Before I dig too deep into the details of the problems I have seen here, I want to point to my experiences. I have rarely seen individuals who fall into a pattern of wanting to save the day fall out of this problem without a job change, or multiple years of effort to change. Any single person who sets the expectations that they will answer emails all hours or respond immediately to every request in the queue will fail to change this mode of thinking, and those that they have trained around them will be frustrated with the change in perceived “response quality”. It requires the planning of a team to protect the changes needed to move away from this problem. And it will mean a minimum of buy in from levels of management about what it means to an organization to have teams work towards a DevOps culture.

The death march, firefighting, 70 hour weeks, startup mentality, and many other phrases describe the problem that I see. Employees feel obligated to put in the hours asked of them because of loyalty or the desire to please. And sometimes, the expectations are subtle enough, that people will willingly put forth working more just to try and meet unreasonable or unattainable goals. Work harder, not smarter seems to be the standard practice in technology organizations, even though it rarely benefits the company or the people involved in this bad practices.

Employee burnout is a phenomenon that is well-documented when a team does not build margin into the system. Living in a constant state of high anxiety has adverse health affects that cost employers and managers both in pure hours and efficiency with the hours available.

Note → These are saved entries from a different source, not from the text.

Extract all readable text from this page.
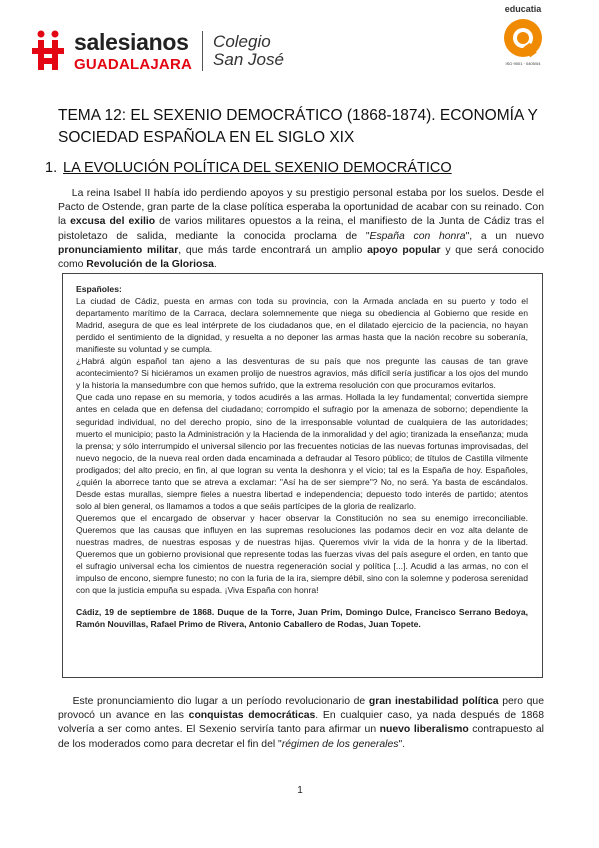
salesianos
GUADALAJARA
Colegio
San José
educatia
ISO 9001 · 0405/04
TEMA 12: EL SEXENIO DEMOCRÁTICO (1868-1874). ECONOMÍA Y SOCIEDAD ESPAÑOLA EN EL SIGLO XIX
1. LA EVOLUCIÓN POLÍTICA DEL SEXENIO DEMOCRÁTICO
La reina Isabel II había ido perdiendo apoyos y su prestigio personal estaba por los suelos. Desde el Pacto de Ostende, gran parte de la clase política esperaba la oportunidad de acabar con su reinado. Con la excusa del exilio de varios militares opuestos a la reina, el manifiesto de la Junta de Cádiz tras el pistoletazo de salida, mediante la conocida proclama de "España con honra", a un nuevo pronunciamiento militar, que más tarde encontrará un amplio apoyo popular y que será conocido como Revolución de la Gloriosa.

Españoles:

La ciudad de Cádiz, puesta en armas con toda su provincia, con la Armada anclada en su puerto y todo el departamento marítimo de la Carraca, declara solemnemente que niega su obediencia al Gobierno que reside en Madrid, asegura de que es leal intérprete de los ciudadanos que, en el dilatado ejercicio de la paciencia, no hayan perdido el sentimiento de la dignidad, y resuelta a no deponer las armas hasta que la nación recobre su soberanía, manifieste su voluntad y se cumpla.

¿Habrá algún español tan ajeno a las desventuras de su país que nos pregunte las causas de tan grave acontecimiento? Si hiciéramos un examen prolijo de nuestros agravios, más difícil sería justificar a los ojos del mundo y la historia la mansedumbre con que hemos sufrido, que la extrema resolución con que procuramos evitarlos.

Que cada uno repase en su memoria, y todos acudirés a las armas. Hollada la ley fundamental; convertida siempre antes en celada que en defensa del ciudadano; corrompido el sufragio por la amenaza de soborno; dependiente la seguridad individual, no del derecho propio, sino de la irresponsable voluntad de cualquiera de las autoridades; muerto el municipio; pasto la Administración y la Hacienda de la inmoralidad y del agio; tiranizada la enseñanza; muda la prensa; y sólo interrumpido el universal silencio por las frecuentes noticias de las nuevas fortunas improvisadas, del nuevo negocio, de la nueva real orden dada encaminada a defraudar al Tesoro público; de títulos de Castilla vilmente prodigados; del alto precio, en fin, al que logran su venta la deshonra y el vicio; tal es la España de hoy. Españoles, ¿quién la aborrece tanto que se atreva a exclamar: "Así ha de ser siempre"? No, no será. Ya basta de escándalos. Desde estas murallas, siempre fieles a nuestra libertad e independencia; depuesto todo interés de partido; atentos solo al bien general, os llamamos a todos a que seáis partícipes de la gloria de realizarlo.

Queremos que el encargado de observar y hacer observar la Constitución no sea su enemigo irreconciliable. Queremos que las causas que influyen en las supremas resoluciones las podamos decir en voz alta delante de nuestras madres, de nuestras esposas y de nuestras hijas. Queremos vivir la vida de la honra y de la libertad. Queremos que un gobierno provisional que represente todas las fuerzas vivas del país asegure el orden, en tanto que el sufragio universal echa los cimientos de nuestra regeneración social y política [...]. Acudid a las armas, no con el impulso de encono, siempre funesto; no con la furia de la ira, siempre débil, sino con la solemne y poderosa serenidad con que la justicia empuña su espada. ¡Viva España con honra!

Cádiz, 19 de septiembre de 1868. Duque de la Torre, Juan Prim, Domingo Dulce, Francisco Serrano Bedoya, Ramón Nouvillas, Rafael Primo de Rivera, Antonio Caballero de Rodas, Juan Topete.

Este pronunciamiento dio lugar a un período revolucionario de gran inestabilidad política pero que provocó un avance en las conquistas democráticas. En cualquier caso, ya nada después de 1868 volvería a ser como antes. El Sexenio serviría tanto para afirmar un nuevo liberalismo contrapuesto al de los moderados como para decretar el fin del "régimen de los generales".
1
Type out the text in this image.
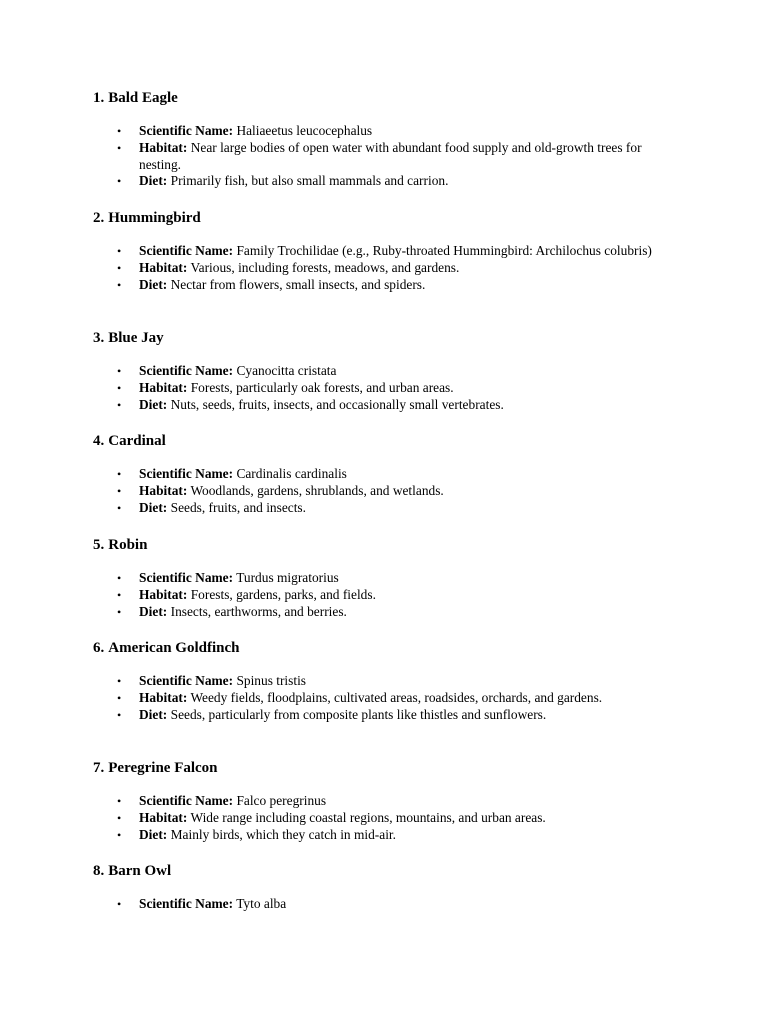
1. Bald Eagle
• Scientific Name: Haliaeetus leucocephalus
• Habitat: Near large bodies of open water with abundant food supply and old-growth trees for nesting.
• Diet: Primarily fish, but also small mammals and carrion.
2. Hummingbird
• Scientific Name: Family Trochilidae (e.g., Ruby-throated Hummingbird: Archilochus colubris)
• Habitat: Various, including forests, meadows, and gardens.
• Diet: Nectar from flowers, small insects, and spiders.
3. Blue Jay
• Scientific Name: Cyanocitta cristata
• Habitat: Forests, particularly oak forests, and urban areas.
• Diet: Nuts, seeds, fruits, insects, and occasionally small vertebrates.
4. Cardinal
• Scientific Name: Cardinalis cardinalis
• Habitat: Woodlands, gardens, shrublands, and wetlands.
• Diet: Seeds, fruits, and insects.
5. Robin
• Scientific Name: Turdus migratorius
• Habitat: Forests, gardens, parks, and fields.
• Diet: Insects, earthworms, and berries.
6. American Goldfinch
• Scientific Name: Spinus tristis
• Habitat: Weedy fields, floodplains, cultivated areas, roadsides, orchards, and gardens.
• Diet: Seeds, particularly from composite plants like thistles and sunflowers.
7. Peregrine Falcon
• Scientific Name: Falco peregrinus
• Habitat: Wide range including coastal regions, mountains, and urban areas.
• Diet: Mainly birds, which they catch in mid-air.
8. Barn Owl
• Scientific Name: Tyto alba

Some ways to defeat this monster of the Super Hero:

  • Use it or lose it vacation time, coupled with checkpoints throughout the year to see if people are spreading time over the year
  • Monitoring excessive hours about 40 per week and correcting with some compensation time after successful project launches
  • Regular rotation of projects to keep people fresh and interested in the work they are doing
  • Collaboration among other team members to reduce Tribal Knowledge and allow others to burden responsibilities
  • Identify work that can be pushed out of your current system, like asking hosting providers to resolve common problems without an alert or paging on-call

These efforts are not just for the benefit of the employees, and team as a whole. Super Heroes are still people. Running at high RPMs constantly leads to mistakes. Maybe they are minor at first, like mistyping a command trying to fix an alert at 3 AM. But eventually, a problem will raise the stakes to the point that in the retrospective or after action of an incident, it becomes clear that the organization is at fault for having allowed an individual to so carelessly wield so much power. Companies can be more successful, flexible, and stable when the employees have a high level of satisfaction with their work. Set the expectation that teams should have margin in their lives. This will lead to most wanting to pack in their best possible work into a regular work week rather than spreading 30 hours of mediocre work into a 60 hour work week.